One incredibly important tool developed to help such organisations make this transition is Global Integrity’s COVID-19 Fiscal Governance Database.

COVID-19 Fiscal Governance Database: A Pandemic Reading List

The COVID-19 Fiscal Governance Database is a comprehensive database of resources for civil society and government, relating to fiscal governance and corruption during the pandemic. It contains a wealth of information, including documented corruption cases, innovative methodologies and tools for transparency work, and reflections about how to be more effective in addressing these issues in the middle of the ongoing pandemic.

In light of the continuing closures in civic space, Global Integrity judged that more needed to be done to arm transparency advocates with the resources they needed to adapt to the new environment.

Global Integrity’s Fiscal Governance Manager Jorge Florez introduced the database as follows:

“The CFG database is a repository of 500+ resources (publications, webinars, etc.) curated by Global Integrity staff, and sourced largely from governance reform actors, thought leaders, and donor partners. It collates resources about pandemic-related fiscal governance in one place, to make it easy for users to find and access resources to inform their programmes, and to identify gaps for action in existing COVID-19 response and recovery efforts.”

Image for post
A sample of Global Integrity’s CFG Database (Source)

So far, the database has been used by the Transparency and Accountability Initiative to inform their development of their Covid-19 Monitor, and by other partners to identify guides and tools that they can replicate, and localise.
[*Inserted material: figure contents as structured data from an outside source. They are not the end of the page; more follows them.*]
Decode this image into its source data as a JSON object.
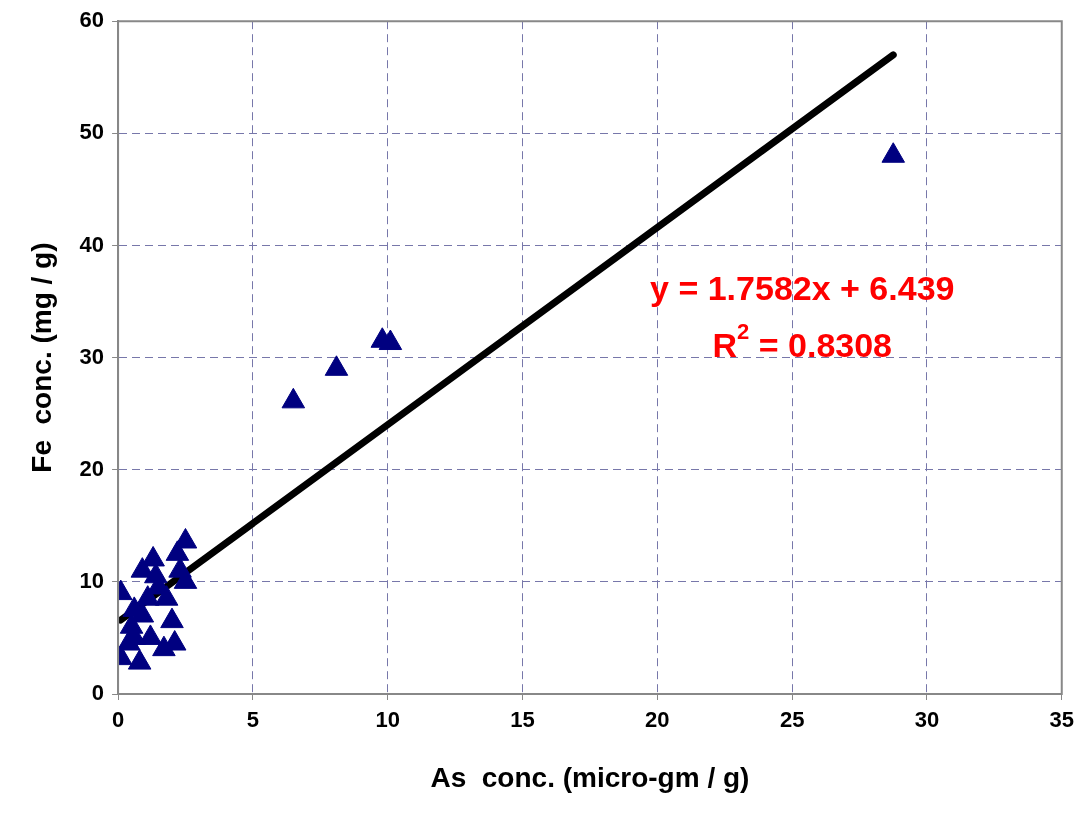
{
  "chart_data": {
    "type": "scatter",
    "xlabel": "As  conc. (micro-gm / g)",
    "ylabel": "Fe  conc. (mg / g)",
    "xlim": [
      0,
      35
    ],
    "xticks": [
      0,
      5,
      10,
      15,
      20,
      25,
      30,
      35
    ],
    "ylim": [
      0,
      60
    ],
    "yticks": [
      0,
      10,
      20,
      30,
      40,
      50,
      60
    ],
    "grid": true,
    "series": [
      {
        "type": "scatter",
        "color": "#000080",
        "marker": "triangle",
        "x": [
          0.1,
          0.1,
          0.3,
          0.4,
          0.5,
          0.6,
          0.6,
          0.7,
          0.8,
          0.9,
          0.9,
          1.0,
          1.1,
          1.2,
          1.3,
          1.4,
          1.5,
          1.7,
          1.8,
          2.0,
          2.1,
          2.2,
          2.3,
          2.5,
          2.5,
          6.5,
          8.1,
          9.8,
          10.1,
          28.75
        ],
        "values": [
          9.0,
          3.2,
          null,
          4.5,
          6.0,
          5.0,
          7.5,
          null,
          2.8,
          7.0,
          11.0,
          null,
          8.5,
          5.0,
          12.0,
          10.5,
          9.5,
          4.0,
          8.5,
          6.5,
          4.5,
          12.5,
          11.0,
          13.6,
          10.0,
          26.1,
          29.0,
          31.5,
          31.3,
          48.0
        ]
      },
      {
        "type": "line",
        "color": "#000000",
        "marker": "none",
        "x": [
          0.1,
          28.75
        ],
        "values": [
          6.6,
          57.0
        ]
      }
    ],
    "annotations": [
      "y = 1.7582x + 6.439",
      "R$^{2}$ = 0.8308"
    ]
  }
}
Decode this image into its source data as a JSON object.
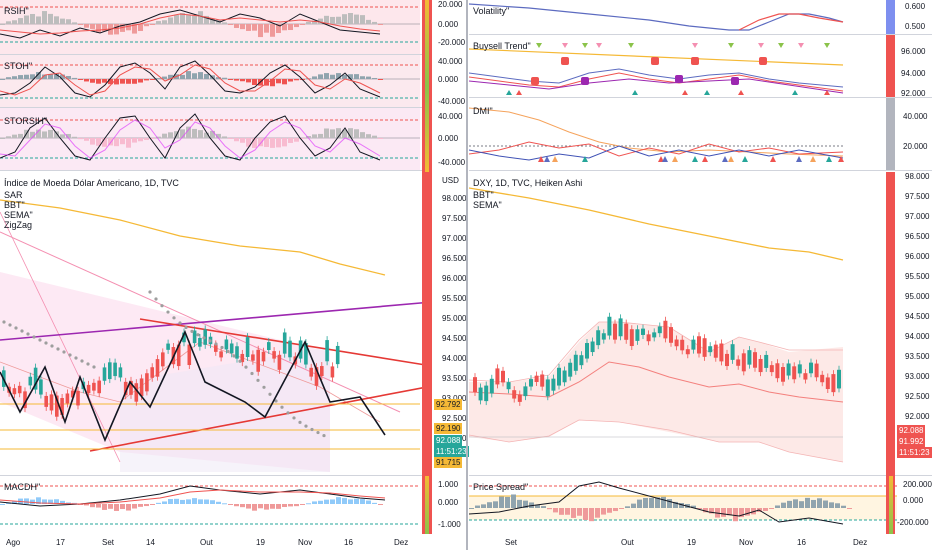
{
  "left": {
    "rsi": {
      "title": "RSIH\"",
      "ticks": [
        "20.000",
        "0.000",
        "-20.000"
      ]
    },
    "stoh": {
      "title": "STOH\"",
      "ticks": [
        "40.000",
        "0.000",
        "-40.000"
      ]
    },
    "storsi": {
      "title": "STORSIH\"",
      "ticks": [
        "40.000",
        "0.000",
        "-40.000"
      ]
    },
    "main": {
      "title": "Índice de Moeda Dólar Americano, 1D, TVC",
      "indicators": [
        "SAR",
        "BBT\"",
        "SEMA\"",
        "ZigZag"
      ],
      "currency": "USD",
      "ticks": [
        "98.000",
        "97.500",
        "97.000",
        "96.500",
        "96.000",
        "95.500",
        "95.000",
        "94.500",
        "94.000",
        "93.500",
        "93.000",
        "92.500",
        "92.000"
      ],
      "tags": {
        "t1": "92.792",
        "t2": "92.190",
        "t3": "92.088",
        "t4": "11:51:23",
        "t5": "91.715"
      }
    },
    "macd": {
      "title": "MACDH\"",
      "ticks": [
        "1.000",
        "0.000",
        "-1.000"
      ]
    },
    "dates": [
      "Ago",
      "17",
      "Set",
      "14",
      "Out",
      "19",
      "Nov",
      "16",
      "Dez"
    ]
  },
  "right": {
    "volatility": {
      "title": "Volatility\"",
      "ticks": [
        "0.600",
        "0.500"
      ]
    },
    "buysell": {
      "title": "Buysell Trend\"",
      "ticks": [
        "96.000",
        "94.000",
        "92.000"
      ]
    },
    "dmi": {
      "title": "DMI\"",
      "ticks": [
        "40.000",
        "20.000"
      ]
    },
    "main": {
      "title": "DXY, 1D, TVC, Heiken Ashi",
      "indicators": [
        "BBT\"",
        "SEMA\""
      ],
      "ticks": [
        "98.000",
        "97.500",
        "97.000",
        "96.500",
        "96.000",
        "95.500",
        "95.000",
        "94.500",
        "94.000",
        "93.500",
        "93.000",
        "92.500",
        "92.000"
      ],
      "tags": {
        "t1": "92.088",
        "t2": "91.992",
        "t3": "11:51:23"
      }
    },
    "spread": {
      "title": "Price Spread\"",
      "ticks": [
        "200.000",
        "0.000",
        "-200.000"
      ]
    },
    "dates": [
      "Set",
      "Out",
      "19",
      "Nov",
      "16",
      "Dez"
    ]
  },
  "colors": {
    "up": "#26a69a",
    "down": "#ef5350",
    "sema": "#f5b936",
    "zig": "#131722",
    "sar": "#9e9e9e"
  }
}
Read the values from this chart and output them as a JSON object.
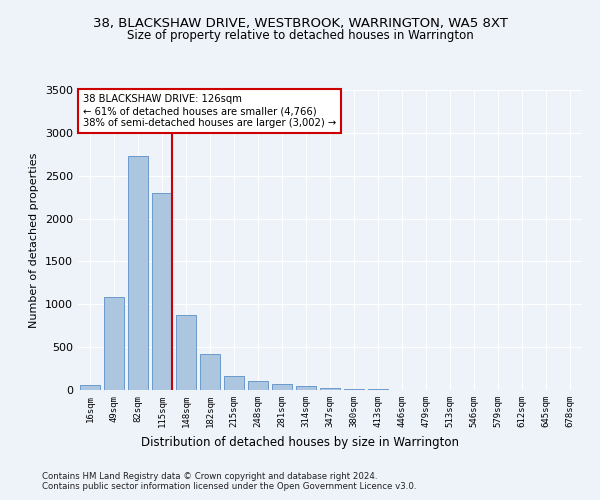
{
  "title1": "38, BLACKSHAW DRIVE, WESTBROOK, WARRINGTON, WA5 8XT",
  "title2": "Size of property relative to detached houses in Warrington",
  "xlabel": "Distribution of detached houses by size in Warrington",
  "ylabel": "Number of detached properties",
  "footer1": "Contains HM Land Registry data © Crown copyright and database right 2024.",
  "footer2": "Contains public sector information licensed under the Open Government Licence v3.0.",
  "categories": [
    "16sqm",
    "49sqm",
    "82sqm",
    "115sqm",
    "148sqm",
    "182sqm",
    "215sqm",
    "248sqm",
    "281sqm",
    "314sqm",
    "347sqm",
    "380sqm",
    "413sqm",
    "446sqm",
    "479sqm",
    "513sqm",
    "546sqm",
    "579sqm",
    "612sqm",
    "645sqm",
    "678sqm"
  ],
  "values": [
    55,
    1090,
    2730,
    2300,
    880,
    420,
    165,
    105,
    65,
    45,
    25,
    15,
    8,
    0,
    0,
    0,
    0,
    0,
    0,
    0,
    0
  ],
  "bar_color": "#adc6e0",
  "bar_edge_color": "#5b8fc9",
  "highlight_index": 3,
  "highlight_color": "#cc0000",
  "annotation_text": "38 BLACKSHAW DRIVE: 126sqm\n← 61% of detached houses are smaller (4,766)\n38% of semi-detached houses are larger (3,002) →",
  "annotation_box_color": "#ffffff",
  "annotation_border_color": "#cc0000",
  "ylim": [
    0,
    3500
  ],
  "yticks": [
    0,
    500,
    1000,
    1500,
    2000,
    2500,
    3000,
    3500
  ],
  "background_color": "#eef2f9",
  "grid_color": "#ffffff",
  "bar_width": 0.85
}
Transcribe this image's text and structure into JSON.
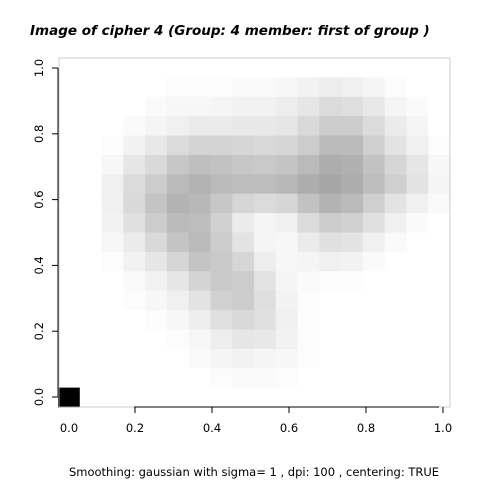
{
  "title": "Image of cipher  4 (Group:  4  member:  first of group )",
  "caption": "Smoothing:  gaussian with sigma= 1 , dpi: 100 , centering: TRUE",
  "chart_data": {
    "type": "heatmap",
    "title": "Image of cipher  4 (Group:  4  member:  first of group )",
    "xlabel": "",
    "ylabel": "",
    "xlim": [
      0,
      1
    ],
    "ylim": [
      0,
      1
    ],
    "x_ticks": [
      "0.0",
      "0.2",
      "0.4",
      "0.6",
      "0.8",
      "1.0"
    ],
    "y_ticks": [
      "0.0",
      "0.2",
      "0.4",
      "0.6",
      "0.8",
      "1.0"
    ],
    "x_tick_values": [
      0,
      0.2,
      0.4,
      0.6,
      0.8,
      1.0
    ],
    "y_tick_values": [
      0,
      0.2,
      0.4,
      0.6,
      0.8,
      1.0
    ],
    "grid": false,
    "colormap": {
      "low": "#ffffff",
      "high": "#000000"
    },
    "cell_count": 18,
    "intensity_rows_top_to_bottom": [
      [
        0,
        0,
        0,
        0,
        0,
        0,
        0,
        0,
        0,
        0,
        0,
        0,
        0,
        0,
        0,
        0,
        0,
        0
      ],
      [
        0,
        0,
        0,
        0,
        0,
        0.01,
        0.01,
        0.01,
        0.02,
        0.02,
        0.03,
        0.05,
        0.07,
        0.06,
        0.04,
        0.01,
        0,
        0
      ],
      [
        0,
        0,
        0,
        0,
        0.02,
        0.03,
        0.03,
        0.04,
        0.05,
        0.05,
        0.07,
        0.1,
        0.14,
        0.13,
        0.09,
        0.04,
        0.02,
        0
      ],
      [
        0,
        0,
        0,
        0.02,
        0.04,
        0.06,
        0.08,
        0.08,
        0.09,
        0.09,
        0.1,
        0.15,
        0.2,
        0.2,
        0.14,
        0.08,
        0.04,
        0
      ],
      [
        0,
        0,
        0.01,
        0.05,
        0.09,
        0.14,
        0.17,
        0.17,
        0.16,
        0.15,
        0.16,
        0.2,
        0.27,
        0.27,
        0.19,
        0.11,
        0.06,
        0.01
      ],
      [
        0,
        0,
        0.03,
        0.1,
        0.15,
        0.22,
        0.25,
        0.24,
        0.22,
        0.21,
        0.23,
        0.27,
        0.32,
        0.31,
        0.24,
        0.16,
        0.1,
        0.03
      ],
      [
        0,
        0,
        0.06,
        0.14,
        0.2,
        0.27,
        0.3,
        0.27,
        0.26,
        0.26,
        0.28,
        0.32,
        0.35,
        0.32,
        0.26,
        0.19,
        0.11,
        0.04
      ],
      [
        0,
        0,
        0.06,
        0.15,
        0.23,
        0.3,
        0.28,
        0.22,
        0.16,
        0.14,
        0.16,
        0.24,
        0.3,
        0.27,
        0.19,
        0.11,
        0.06,
        0.02
      ],
      [
        0,
        0,
        0.05,
        0.12,
        0.2,
        0.27,
        0.26,
        0.18,
        0.08,
        0.04,
        0.06,
        0.14,
        0.2,
        0.18,
        0.12,
        0.06,
        0.02,
        0
      ],
      [
        0,
        0,
        0.03,
        0.08,
        0.15,
        0.23,
        0.27,
        0.2,
        0.11,
        0.04,
        0.03,
        0.08,
        0.12,
        0.11,
        0.06,
        0.02,
        0,
        0
      ],
      [
        0,
        0,
        0.01,
        0.05,
        0.1,
        0.16,
        0.23,
        0.21,
        0.16,
        0.07,
        0.03,
        0.04,
        0.06,
        0.05,
        0.02,
        0,
        0,
        0
      ],
      [
        0,
        0,
        0,
        0.02,
        0.05,
        0.1,
        0.17,
        0.21,
        0.2,
        0.11,
        0.04,
        0.02,
        0.01,
        0.01,
        0,
        0,
        0,
        0
      ],
      [
        0,
        0,
        0,
        0.01,
        0.03,
        0.06,
        0.11,
        0.18,
        0.2,
        0.13,
        0.05,
        0.01,
        0,
        0,
        0,
        0,
        0,
        0
      ],
      [
        0,
        0,
        0,
        0,
        0.01,
        0.03,
        0.07,
        0.12,
        0.15,
        0.12,
        0.06,
        0.01,
        0,
        0,
        0,
        0,
        0,
        0
      ],
      [
        0,
        0,
        0,
        0,
        0,
        0.01,
        0.03,
        0.07,
        0.1,
        0.09,
        0.05,
        0.01,
        0,
        0,
        0,
        0,
        0,
        0
      ],
      [
        0,
        0,
        0,
        0,
        0,
        0,
        0.02,
        0.04,
        0.05,
        0.04,
        0.03,
        0.01,
        0,
        0,
        0,
        0,
        0,
        0
      ],
      [
        0,
        0,
        0,
        0,
        0,
        0,
        0,
        0.01,
        0.02,
        0.02,
        0.01,
        0,
        0,
        0,
        0,
        0,
        0,
        0
      ],
      [
        1,
        0,
        0,
        0,
        0,
        0,
        0,
        0,
        0,
        0,
        0,
        0,
        0,
        0,
        0,
        0,
        0,
        0
      ]
    ]
  }
}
Global Integrity also published a video series to highlight the database’s key features.

Staying Connected — Collaborative Action in 2020

The rapid closure in civic space that has followed in the wake of the COVID-19 pandemic has created a challenging environment for anti-corruption advocates and journalists around the world, just at the time where scrutiny and public accountability are most paramount.

In this environment, international collaboration among advocates is more crucial than ever, and the development of coalitions and online resources like those above will be absolutely necessary in order to take transparency, accountability and participation strategies forward.

Open & Shut believes that it is imperative that global anti-corruption advocates not lose sight of the need to share knowledge and experiences of navigating this ongoing crisis. By taking resources such as the CFG Database, building upon them, and applying them to our local contexts, governments and powerful private actors can be held to account, and the opportunities for self-enrichment and the looting of public wealth can be taken out of this crisis altogether.